Volvo to Edit U.S. Lineup: V50 and Others Out, XC30 In (Eventually)
Car and Driver
January 27, 2011
by Justin Berkowitz
With Volvo’s new Chinese ownership and new CEO, the company is shifting its strategy away from selling low volumes across a large lineup of higher-profit products. Speaking with Bloomberg, Volvo’s U.S. president Doug Speck said that it makes more sense for the company to pick a few core models and sell those in greater numbers. He confirms that three or four models will be cut from the company’s current nine-car U.S. lineup. This should help lower overhead, concentrate advertising, build product awareness, and avoid the high costs of federalizing numerous models.

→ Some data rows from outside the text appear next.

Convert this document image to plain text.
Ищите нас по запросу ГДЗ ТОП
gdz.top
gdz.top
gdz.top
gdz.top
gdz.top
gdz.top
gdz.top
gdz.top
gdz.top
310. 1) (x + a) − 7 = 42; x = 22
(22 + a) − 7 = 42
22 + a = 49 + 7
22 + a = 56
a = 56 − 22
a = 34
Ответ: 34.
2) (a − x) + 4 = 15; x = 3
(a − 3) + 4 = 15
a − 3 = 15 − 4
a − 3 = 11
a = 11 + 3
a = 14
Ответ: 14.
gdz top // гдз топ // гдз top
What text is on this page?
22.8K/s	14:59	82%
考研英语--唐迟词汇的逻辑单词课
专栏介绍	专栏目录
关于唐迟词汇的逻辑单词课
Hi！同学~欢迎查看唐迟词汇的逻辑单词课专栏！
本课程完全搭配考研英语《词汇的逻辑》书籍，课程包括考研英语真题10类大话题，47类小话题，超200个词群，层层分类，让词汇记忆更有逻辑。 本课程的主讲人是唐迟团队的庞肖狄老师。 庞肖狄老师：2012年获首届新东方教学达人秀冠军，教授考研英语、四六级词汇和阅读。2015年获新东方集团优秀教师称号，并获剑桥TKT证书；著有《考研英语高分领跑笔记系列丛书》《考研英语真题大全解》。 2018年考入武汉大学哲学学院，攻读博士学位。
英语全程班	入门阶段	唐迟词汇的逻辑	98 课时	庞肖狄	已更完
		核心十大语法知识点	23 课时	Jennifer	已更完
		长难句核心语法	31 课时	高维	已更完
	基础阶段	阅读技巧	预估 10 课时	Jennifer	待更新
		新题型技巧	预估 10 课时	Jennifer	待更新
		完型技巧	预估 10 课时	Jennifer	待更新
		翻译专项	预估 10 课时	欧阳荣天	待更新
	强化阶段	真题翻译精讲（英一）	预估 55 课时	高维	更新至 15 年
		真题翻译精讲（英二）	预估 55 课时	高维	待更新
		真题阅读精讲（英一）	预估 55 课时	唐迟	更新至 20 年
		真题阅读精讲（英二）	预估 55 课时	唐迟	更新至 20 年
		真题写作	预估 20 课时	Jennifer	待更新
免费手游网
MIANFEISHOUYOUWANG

The first model to get the axe will be the sensible V50 wagon, which managed to be outsold last year in the U.S. by the not-so-sensible $189K Mercedes-Benz SLS AMG. With the V50 headed to Helheim in a handbasket, the rest of the lineup is under scrutiny. The current-generation S80 sedan never got traction like the first one did, and, with an unduly cramped interior and a high price, is largely made obsolete by the new S60. The compact S40 sedan—the four-door version of the V50—is also a slow seller, and last year the C30 was outsold ten-to-one by the Volkswagen GTI. Although the company has indicated that Europeans will see their C30 lineup expand to include a five-door model, we’re not optimistic about its arrival on American shores.